Last year, we talked about “Five Challenges Affecting Local TV News.” And last month, we talked about the challenges facing digital media (“BuzzFeed, Gannett, HuffPo All (Unfortunately) Validate Our Prediction About Media Layoffs.”) This week, we will look at problems facing local newspapers.
Unfortunately, there’s a lot to talk about.
Last week, a newspaper holding company with an unlikely name, Tronc, provided more evidence that local newspapers are facing tough times.
Tronc stands for Tribune Online Content, and it is the country’s third-largest newspaper publisher (behind Gannett and McClatchy) and owns 11 daily newspapers including the Chicago Tribune, Baltimore Sun, and the Orlando Sentinel. (In June, Tronc sold off the LA Times for $500M.), And last week, Tronc fired 50 percent of the staff of the New York Daily News and staffers at its other papers due to what its CEO said were because “As a public company, we have a fiduciary obligation to balance the interests of all of our constituents: shareholders, employees, readers and community.”
Problems Facing Local Newspapers
- Falling ad rates: The common saying is that publishers are replacing print dollars with digital dimes because online ads generate a fraction of the fees charged for print ads. So even if a newspaper retails the same number of advertisers who purchase the same number of ads, digital ad rates are much lower so newspaper revenue will drop. For example:
- For example, according to the MinnPost, a nonprofit local news site, “In 2011, newspapers lost about $2.1 billion in print advertising. Meanwhile, their digital advertising grew by about $207 million. In other words, they lost $10 in print ads for every new dollar of digital ad money.

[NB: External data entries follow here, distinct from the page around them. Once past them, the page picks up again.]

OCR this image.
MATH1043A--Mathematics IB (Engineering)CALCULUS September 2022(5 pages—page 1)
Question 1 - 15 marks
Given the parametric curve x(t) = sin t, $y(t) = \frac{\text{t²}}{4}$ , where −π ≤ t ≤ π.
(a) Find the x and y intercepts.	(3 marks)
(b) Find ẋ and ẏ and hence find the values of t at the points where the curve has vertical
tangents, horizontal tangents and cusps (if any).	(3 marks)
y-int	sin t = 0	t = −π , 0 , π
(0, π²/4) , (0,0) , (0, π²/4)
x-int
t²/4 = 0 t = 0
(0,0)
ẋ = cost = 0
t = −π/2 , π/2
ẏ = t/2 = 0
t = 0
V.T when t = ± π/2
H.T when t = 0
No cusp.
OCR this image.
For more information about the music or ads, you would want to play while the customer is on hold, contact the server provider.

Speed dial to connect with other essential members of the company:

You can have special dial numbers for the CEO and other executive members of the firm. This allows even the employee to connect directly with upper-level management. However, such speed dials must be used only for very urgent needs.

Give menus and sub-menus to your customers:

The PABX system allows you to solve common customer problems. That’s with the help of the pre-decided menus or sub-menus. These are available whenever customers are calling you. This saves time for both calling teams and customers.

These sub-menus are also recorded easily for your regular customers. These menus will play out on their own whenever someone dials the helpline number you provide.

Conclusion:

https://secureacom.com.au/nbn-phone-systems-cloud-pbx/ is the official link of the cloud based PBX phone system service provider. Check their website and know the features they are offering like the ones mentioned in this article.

- Growing reliance on news aggregators and social media: Quality journalism remains expensive to produce but 67 percent of Americans get at least some of their news from social media, according to a Pew Research study. And growing numbers of us access news via Google News and Apple News, which provide free (or low-paying) access to news reported by a third-party. So even if online readership is up, some outlets are seeing revenue drop. Another problem: readers begin to rely on news aggregators instead of the news sources, making it harder for local newspapers to form strong relationships with their readers.
- Readers of Print newspapers (instead of online news sites) are getting older. The population of readers who rely on the printed paper is getting older while younger generations are more comfortable accessing news online for free. Newspapers need to find a way to make themselves relevant enough so that younger readers will pay for access. While the New York Times and Washington Post have seen a surge in online advertising, those two papers are exceptions because of how they’ve been covering national political news.
- Smaller staffs means smaller papers and less ad space to sell. Do you see where this is going? Cutting back the size of the paper or the frequency of publishing a printed version of the paper means that publishers sell less advertising, so ad revenue continues to drop, which leads to more newsroom layoffs, and a worse product. This is a death cycle for local papers.
- Declining credibility. Right now, the entire journalism sector faces a tough time as credibility of the news is being questioned. But newspapers with smaller staffs won’t be able to adequately cover their markets. That means they will be publishing a product offering declining value. Under those conditions, circulation and ad rates generally fall.
- No strategy to sustainability. The long-term business model has shifted, and no one yet has found a replacement business model that will return local news to profitability. (The Daily News reportedly lost an average of $30M over the last three years, according to the New York Post, including due to circulation declines.) The one strategy that seems to be working for the Washington Post and the LA Times is to have billionaire owners who see the important of keeping newspapers running, and can afford to do so. But there are only so many billionaires who see the value of keeping local papers around.
At some point not terribly far in the future, even those of us who believe powerfully in the need for a vibrant local news landscape are going to be hard pressed to make a case that many of these outlets should be saved.
For much of this decade, no one has been able to develop a true workable solution. Readers’ relationships with their local papers and with journalism in general has changed. And, as with the coal industry, there’s no turning things back to how things used to be.
Certainly newspapers — as with all news operations — need to figure a way to ensure they publish quality journalism, coverage that is credible and compelling, and available across different channels (print, online, text, video, social). But they also must find ways to charge for access. A number of top news sites provide access to a limited number of articles per month, so when readers hit the limit, they may be inclined to subscribe. Right now, readers seem to wait out until the next month.
Sustainable local newspapers is important for journalists and good government. But it’s also important for marketers, who need credible vehicles through which to communicate their messages.